Des éléments en faveur d’un rôle particulier du regard direct dans la transmission de l’intensité émotionnelle d’une émotion ont été mis en évidence depuis de nombreuses années. Des travaux plus récents suggèrent, plus précisément le rôle différent d’un regard direct ou dévié en fonction de l’émotion affichée. Par exemple, dans deux études, Adams et al. retrouvent une catégorisation plus rapide et précise de visages exprimant la joie et la colère et que ces émotions sont perçues comme plus intenses si ces visages présentent un regard direct que lorsqu’ils présentent un regard dévié ; alors que l’inverse est retrouvé pour des expressions comme la peur et la tristesse(148,149). Ils suggèrent alors qu’un regard direct favoriserait la perception des émotions dites « d’approche » (approach-oriented, colère et joie) alors qu’un regard dévié favoriserait les émotions dites « d’évitement » (avoidance-oriented, peur et tristesse). Les auteurs mettent en lien ces résultats avec un mécanisme probable de détection du danger en situation de menace. D’autres n’ont par contre pas réussi à reproduire ces résultats(150,151). Bindemann et al, ont par ailleurs montré que la catégorisation de l’émotion variait en fonction du nombre d’expressions inclues dans le paradigme utilisé évoquant que les résultats initiaux d’Adams et Kleck soient le reflet d’un probable effet paradigme dépendant plutôt qu’un effet réel du contact oculaire sur la catégorisation des expressions faciales.

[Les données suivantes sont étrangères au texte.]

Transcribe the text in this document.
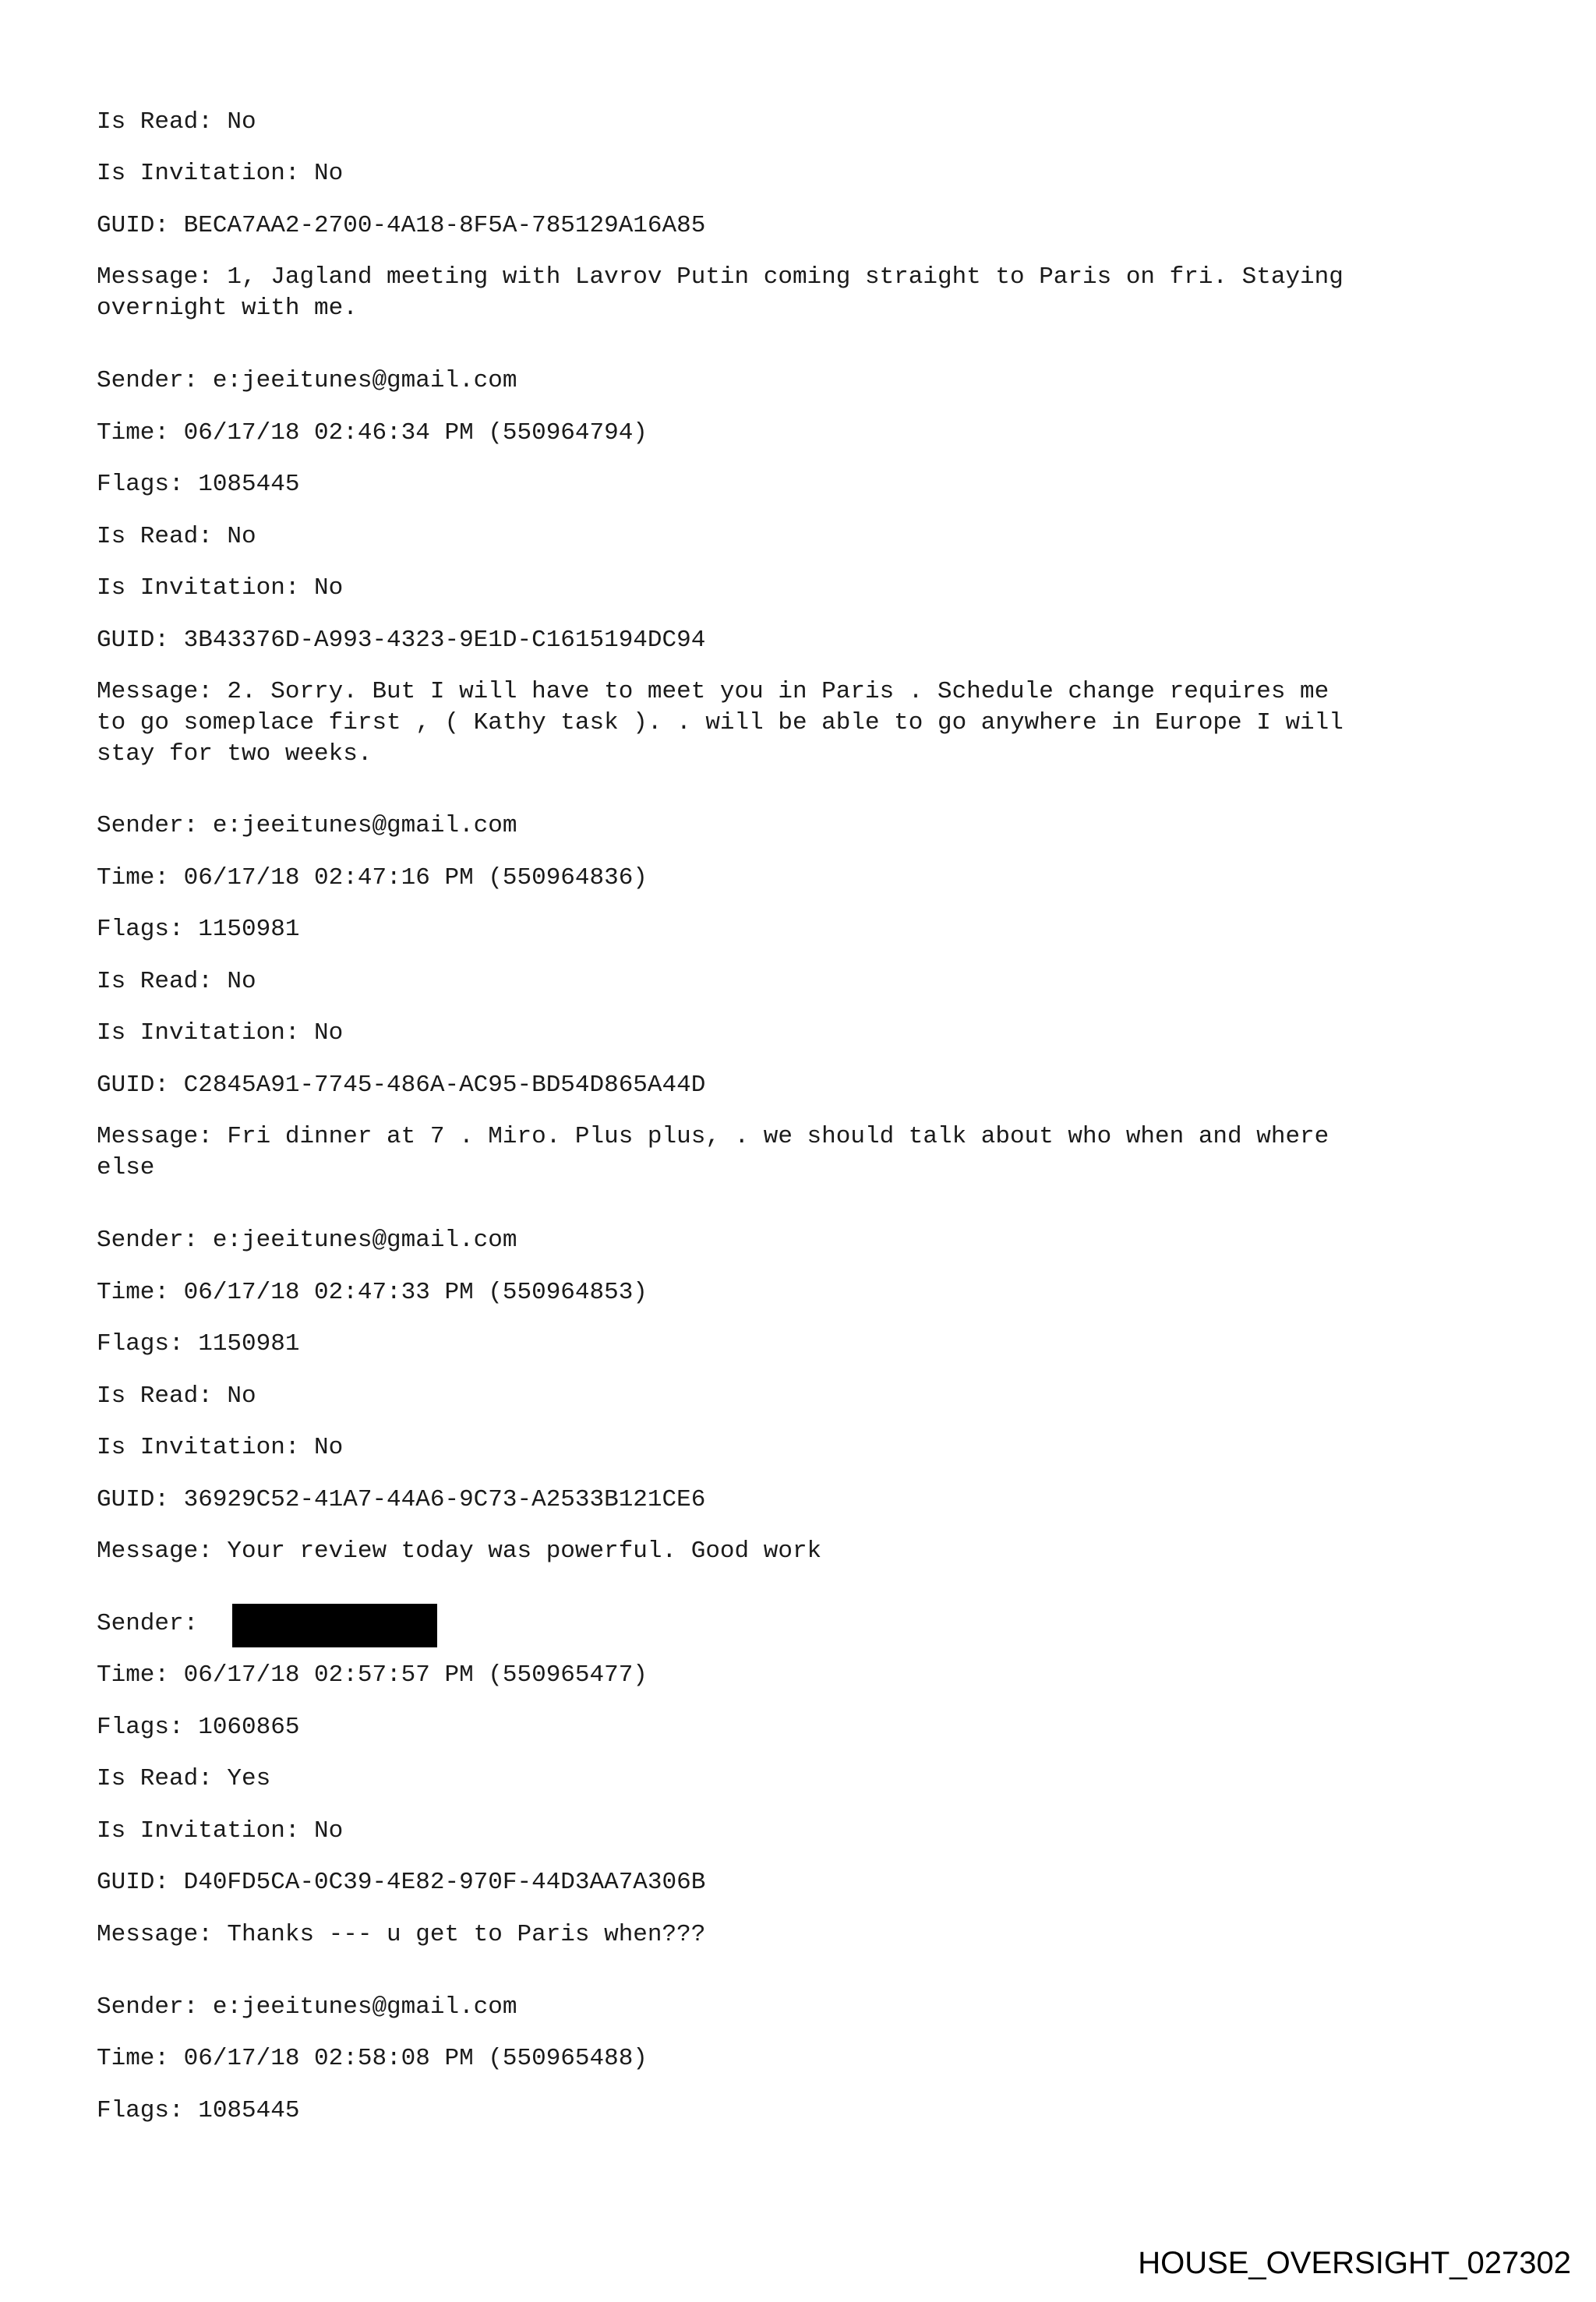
Is Read: No

Is Invitation: No

GUID: BECA7AA2-2700-4A18-8F5A-785129A16A85

Message: 1, Jagland meeting with Lavrov Putin coming straight to Paris on fri. Staying
overnight with me.

Sender: e:jeeitunes@gmail.com

Time: 06/17/18 02:46:34 PM (550964794)

Flags: 1085445

Is Read: No

Is Invitation: No

GUID: 3B43376D-A993-4323-9E1D-C1615194DC94

Message: 2. Sorry. But I will have to meet you in Paris . Schedule change requires me
to go someplace first , ( Kathy task ). . will be able to go anywhere in Europe I will
stay for two weeks.

Sender: e:jeeitunes@gmail.com

Time: 06/17/18 02:47:16 PM (550964836)

Flags: 1150981

Is Read: No

Is Invitation: No

GUID: C2845A91-7745-486A-AC95-BD54D865A44D

Message: Fri dinner at 7 . Miro. Plus plus, . we should talk about who when and where
else

Sender: e:jeeitunes@gmail.com

Time: 06/17/18 02:47:33 PM (550964853)

Flags: 1150981

Is Read: No

Is Invitation: No

GUID: 36929C52-41A7-44A6-9C73-A2533B121CE6

Message: Your review today was powerful. Good work

Sender:

Time: 06/17/18 02:57:57 PM (550965477)

Flags: 1060865

Is Read: Yes

Is Invitation: No

GUID: D40FD5CA-0C39-4E82-970F-44D3AA7A306B

Message: Thanks --- u get to Paris when???

Sender: e:jeeitunes@gmail.com

Time: 06/17/18 02:58:08 PM (550965488)

Flags: 1085445

HOUSE_OVERSIGHT_027302
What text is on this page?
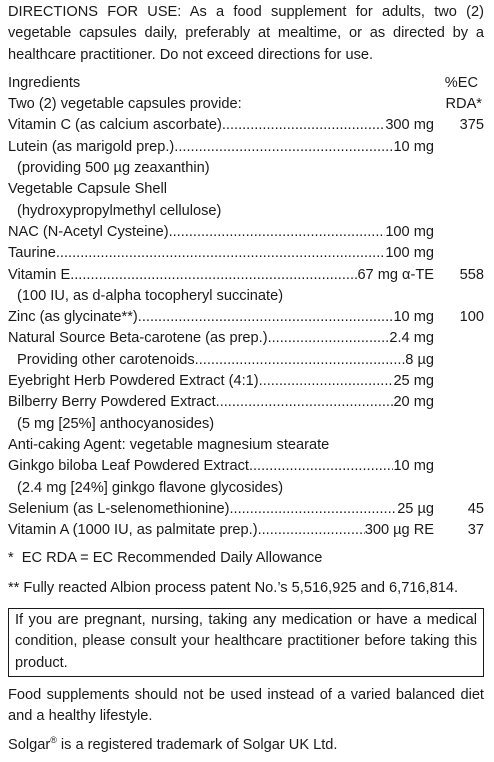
DIRECTIONS FOR USE: As a food supplement for adults, two (2) vegetable capsules daily, preferably at mealtime, or as directed by a healthcare practitioner. Do not exceed directions for use.
Ingredients	%EC
Two (2) vegetable capsules provide:	RDA*
Vitamin C (as calcium ascorbate) .....	300 mg	375
Lutein (as marigold prep.) .....	10 mg
(providing 500 µg zeaxanthin)
Vegetable Capsule Shell
(hydroxypropylmethyl cellulose)
NAC (N-Acetyl Cysteine) .....	100 mg
Taurine .....	100 mg
Vitamin E .....	67 mg α-TE	558
(100 IU, as d-alpha tocopheryl succinate)
Zinc (as glycinate**) .....	10 mg	100
Natural Source Beta-carotene (as prep.) .....	2.4 mg
Providing other carotenoids .....	8 µg
Eyebright Herb Powdered Extract (4:1) .....	25 mg
Bilberry Berry Powdered Extract .....	20 mg
(5 mg [25%] anthocyanosides)
Anti-caking Agent: vegetable magnesium stearate
Ginkgo biloba Leaf Powdered Extract .....	10 mg
(2.4 mg [24%] ginkgo flavone glycosides)
Selenium (as L-selenomethionine) .....	25 µg	45
Vitamin A (1000 IU, as palmitate prep.) .....	300 µg RE	37
*  EC RDA = EC Recommended Daily Allowance
** Fully reacted Albion process patent No.’s 5,516,925 and 6,716,814.
If you are pregnant, nursing, taking any medication or have a medical condition, please consult your healthcare practitioner before taking this product.
Food supplements should not be used instead of a varied balanced diet and a healthy lifestyle.
Solgar® is a registered trademark of Solgar UK Ltd.
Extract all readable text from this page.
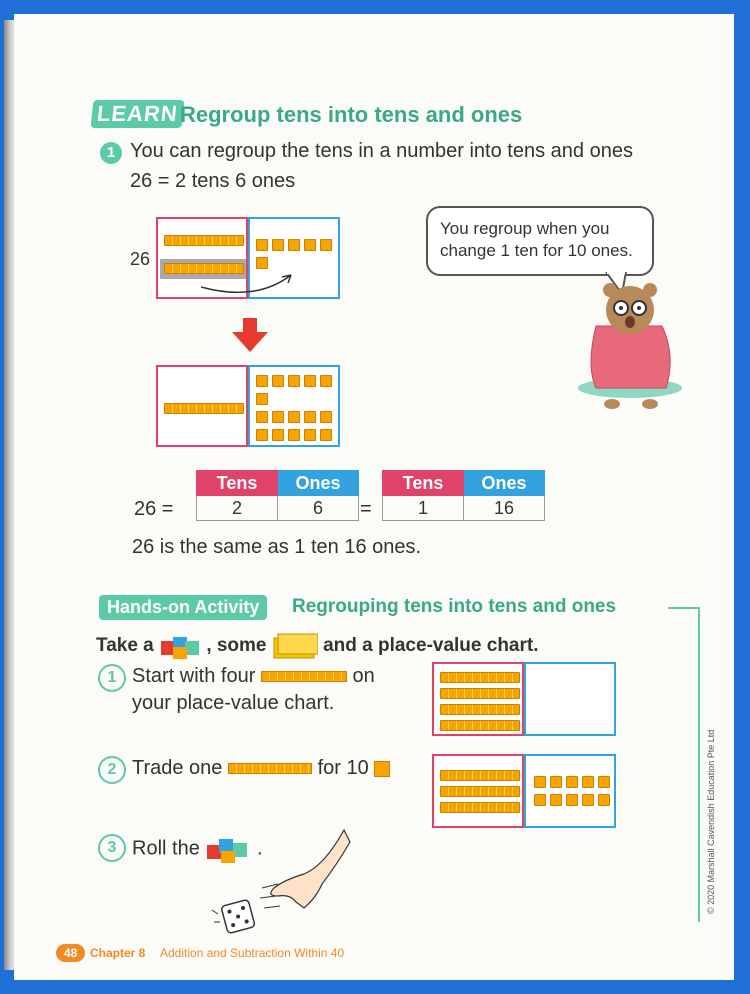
LEARN Regroup tens into tens and ones
1 You can regroup the tens in a number into tens and ones
26 = 2 tens 6 ones
26
You regroup when you
change 1 ten for 10 ones.
26 =
Tens	Ones
2	6 =
Tens	Ones
1	16
26 is the same as 1 ten 16 ones.
Hands-on Activity	Regrouping tens into tens and ones
Take a	, some	and a place-value chart.
1 Start with four	on
your place-value chart.
2 Trade one	for 10
3 Roll the	.	© 2020 Marshall Cavendish Education Pte Ltd
48	Chapter 8 Addition and Subtraction Within 40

De leur côté, Graham et La Bar mettent en évidence un impact de la direction du regard dans l’interprétation des expressions, en particulier dans le cas d’expressions faciales « ambiguës »(152). En effet, lorsque les émotions sont couplées à un déplacement du regard chez un individu, ces indices peuvent diriger les actions d’un observateur vers un stimulus de l’environnement ou au contraire l’en éloigner. Le rôle de ces déplacements du regard est d’autant plus important lorsque l’on est confronté à des expressions, comme la peur, dont la valence émotionnelle peut être ambiguë jusqu’à

l’identification précise de la menace(152,153). Ainsi, la combinaison de signaux sociaux comme le contact oculaire, le déplacement du regard et les changements d’expression d’un individu permettent des inférences sur son état interne et la saillance d’évènements environnementaux. Cette dyade serait un déterminant puissant de l’attention et des actions dans le contexte d’une interaction sociale(154). Cette hypothèse évoque d’ores et déjà l’implication du regard dans des processus cognitifs plus complexes impliqués dans la théorie de l’esprit et que nous développerons plus loin dans ce travail.